Why is it so difficult to make the changes we sincerely want to make? What will actually enable us to succeed? Desire and motivation aren’t enough: even when it’s literally a matter of life or death, the ability to change remains maddeningly elusive. Deborah will introduce you to the Immunity to Change approach, a novel, research-based personal improvement method that is now being used for all kinds of change goals, all over the world. You’ll learn how to identify and overturn your own psychological immune system.

What would you most like to get better at?  Come to this session with an improvement goal in mind!

This Lyceum will be held at 7:30 on Tuesday, June 2nd. Please refer to BellNotes for the Zoom link and password.

About the Presenter:

Deborah Helsing, Ed.D. holds a faculty position at Harvard University’s Graduate School of Education, teaching courses in Adult Development, Immunity to Change, and providing individualized executive coaching to high potential educational leaders as part of the Doctor of Educational Leadership program. Deborah is also Co-Director of Minds at Work, where she coaches, consults, and provides training on the Immunity-to-Change approach. Deborah is also Co-Director of Minds at Work, where she coaches, consults, and provides training on the Immunity-to-Change approach.   

Her most recent publications include co-authoring An Everyone Culture:  Becoming a Deliberately Developmental Organization, winner of an 800-CEO-Read Business Book Award, The Immunity to Change Coach’s Guide, and Right Weight, Right Mind: The ITC Approach to Permanent Weight Loss.

Additional Resources

Deborah has provided the following two templates to download and print out for use in the workshop:

The Immunity to Change methodology is elaborated in a book of the same name, by Robert Kegan and Lisa Lahey, Harvard GSE professors and founders of Minds at Work, where Deborah Helsing is Co-Director. The Immunity to Change book offers a detailed blueprint on the philosophy and process, along with case-studies threaded throughout to provide context.
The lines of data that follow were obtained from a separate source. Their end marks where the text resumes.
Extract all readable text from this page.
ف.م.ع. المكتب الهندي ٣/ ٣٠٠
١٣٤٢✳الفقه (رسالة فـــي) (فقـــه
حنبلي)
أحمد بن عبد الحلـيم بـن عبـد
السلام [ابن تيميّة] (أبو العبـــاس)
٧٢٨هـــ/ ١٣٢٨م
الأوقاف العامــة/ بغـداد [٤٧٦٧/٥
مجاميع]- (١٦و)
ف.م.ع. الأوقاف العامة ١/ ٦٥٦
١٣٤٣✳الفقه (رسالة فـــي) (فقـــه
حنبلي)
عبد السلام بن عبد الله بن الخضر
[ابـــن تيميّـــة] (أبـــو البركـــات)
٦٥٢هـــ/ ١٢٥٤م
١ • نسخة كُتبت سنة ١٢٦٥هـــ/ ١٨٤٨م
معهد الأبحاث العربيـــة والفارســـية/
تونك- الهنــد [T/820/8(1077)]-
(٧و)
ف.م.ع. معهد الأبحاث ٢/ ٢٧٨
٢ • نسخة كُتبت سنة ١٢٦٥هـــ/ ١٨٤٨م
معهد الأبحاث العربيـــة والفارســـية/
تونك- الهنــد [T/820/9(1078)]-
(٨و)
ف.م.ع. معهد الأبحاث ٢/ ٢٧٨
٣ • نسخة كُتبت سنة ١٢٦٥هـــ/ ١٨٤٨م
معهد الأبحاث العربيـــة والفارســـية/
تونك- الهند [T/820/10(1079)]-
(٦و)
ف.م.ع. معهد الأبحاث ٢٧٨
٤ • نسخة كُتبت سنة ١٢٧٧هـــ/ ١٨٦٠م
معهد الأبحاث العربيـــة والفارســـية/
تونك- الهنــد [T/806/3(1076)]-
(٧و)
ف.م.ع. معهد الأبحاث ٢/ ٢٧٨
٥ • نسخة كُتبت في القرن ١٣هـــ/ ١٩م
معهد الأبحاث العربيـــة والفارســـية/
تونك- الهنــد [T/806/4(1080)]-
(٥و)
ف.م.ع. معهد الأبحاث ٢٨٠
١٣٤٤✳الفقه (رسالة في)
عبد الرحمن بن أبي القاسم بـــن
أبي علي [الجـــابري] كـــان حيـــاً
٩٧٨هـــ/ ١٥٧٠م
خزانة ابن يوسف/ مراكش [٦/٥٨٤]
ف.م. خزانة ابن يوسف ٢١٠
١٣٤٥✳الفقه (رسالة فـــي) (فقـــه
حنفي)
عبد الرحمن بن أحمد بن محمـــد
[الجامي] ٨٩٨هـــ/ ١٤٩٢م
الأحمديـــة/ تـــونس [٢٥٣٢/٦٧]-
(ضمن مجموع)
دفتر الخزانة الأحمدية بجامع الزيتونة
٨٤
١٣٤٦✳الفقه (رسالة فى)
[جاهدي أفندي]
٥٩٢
Immunity to Change is an outgrowth of Kegan’s earlier work, which explores stages of adult development. This is laid out in his seminal book, The Evolving Self, which is described this way by Harvard University Press:

The Evolving Self focuses upon the most basic and universal of psychological problems—the individual’s effort to make sense of experience, to make meaning of life. According to Robert Kegan, meaning-making is a lifelong activity that begins in earliest infancy and continues to evolve through a series of stages encompassing childhood, adolescence, and adulthood. The Evolving Self describes this process of evolution in rich and human detail, concentrating especially on the internal experience of growth and transition, its costs and disruptions as well as its triumphs.